To increase communication between the student body and elected officials, the Student Government Association at Texas A&M University-San Antonio will host the inaugural State of the Student Body Address 1-3 p.m. Feb. 18 in the Vista Room on the fourth floor of the Central Academic Building.
“It really helps create a really credible background for your SGA,” SGA Vice President Martin Calderon said. “That’s the opportunity for us to actually show students that we’re out here actually creating change for you.”
Calderon says officers were inspired to host the address after attending the annual Conference on Student Government Associations. Texas A&M University-College Station hosts the conference in Houston.
Calderon is spearheading the effort to host the address and plans to set up a committee to organize the event next year.
The address will have a panel of two to three SGA officers; one confirmed panelist is SGA President La-Tieka Sims. During the address, the panel will discuss concerns from students.
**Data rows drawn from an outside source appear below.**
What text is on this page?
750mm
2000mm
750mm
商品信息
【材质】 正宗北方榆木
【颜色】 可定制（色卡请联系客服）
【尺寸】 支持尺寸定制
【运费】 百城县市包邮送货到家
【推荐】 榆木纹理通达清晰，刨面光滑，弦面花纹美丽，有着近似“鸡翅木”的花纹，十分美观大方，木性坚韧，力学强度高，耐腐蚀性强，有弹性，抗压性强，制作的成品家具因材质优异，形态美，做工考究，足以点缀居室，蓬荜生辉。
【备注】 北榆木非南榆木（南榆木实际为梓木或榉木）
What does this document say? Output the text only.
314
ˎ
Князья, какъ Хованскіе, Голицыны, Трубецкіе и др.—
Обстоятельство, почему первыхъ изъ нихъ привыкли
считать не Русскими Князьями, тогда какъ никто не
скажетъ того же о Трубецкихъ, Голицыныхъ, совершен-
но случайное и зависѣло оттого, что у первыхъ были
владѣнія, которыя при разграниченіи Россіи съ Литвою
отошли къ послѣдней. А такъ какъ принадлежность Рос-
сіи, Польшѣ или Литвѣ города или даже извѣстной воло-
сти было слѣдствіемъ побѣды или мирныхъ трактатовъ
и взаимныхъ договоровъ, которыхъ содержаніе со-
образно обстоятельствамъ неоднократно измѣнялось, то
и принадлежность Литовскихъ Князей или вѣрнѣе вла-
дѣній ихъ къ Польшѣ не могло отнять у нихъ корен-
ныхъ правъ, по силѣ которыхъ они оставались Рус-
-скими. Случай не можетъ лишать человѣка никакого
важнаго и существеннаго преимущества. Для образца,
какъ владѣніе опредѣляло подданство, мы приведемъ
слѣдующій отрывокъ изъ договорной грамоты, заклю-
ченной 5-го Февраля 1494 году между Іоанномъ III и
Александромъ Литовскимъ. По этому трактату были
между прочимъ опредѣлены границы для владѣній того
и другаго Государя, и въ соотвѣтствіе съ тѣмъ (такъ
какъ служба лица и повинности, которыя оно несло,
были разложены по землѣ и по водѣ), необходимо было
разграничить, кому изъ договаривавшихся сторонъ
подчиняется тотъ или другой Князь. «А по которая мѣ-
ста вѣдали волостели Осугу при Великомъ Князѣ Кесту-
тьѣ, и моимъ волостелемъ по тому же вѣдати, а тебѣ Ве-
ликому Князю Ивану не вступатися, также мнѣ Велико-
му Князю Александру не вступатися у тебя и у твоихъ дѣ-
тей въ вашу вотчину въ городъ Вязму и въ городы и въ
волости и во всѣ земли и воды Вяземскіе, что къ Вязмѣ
“Parking is a hot topic right now,” Calderon said. “People don’t like parking in Lot 3. It’s too far. Some students even make the argument that they don’t understand why they have to pay for parking when they pay to come to the university.”
During the State of the Union Address, in Washington, D.C., elected officials comment on various state affairs. The state of the student body address is planned to be held annually at the middle of SGA officer terms much like it’s national counterpart.
“This is going to be a huge exchange of information,” Calderon said. “A lot of people will learn a lot of things they didn’t know before. Especially university resources, that’s one of the points we’ll be hitting on.”
The event will be in a Q&A format in which attendees can ask panelists questions accompanied by a moderator who may also ask questions and facilitate conversation. Calderon says that he expects the panelists to face tough questions from students regarding various issues.
“We’re all expecting those tough questions to be answered,” Calderon said. “We’re elected officials, most of us appointed, but regardless we’re held accountable to the student body.”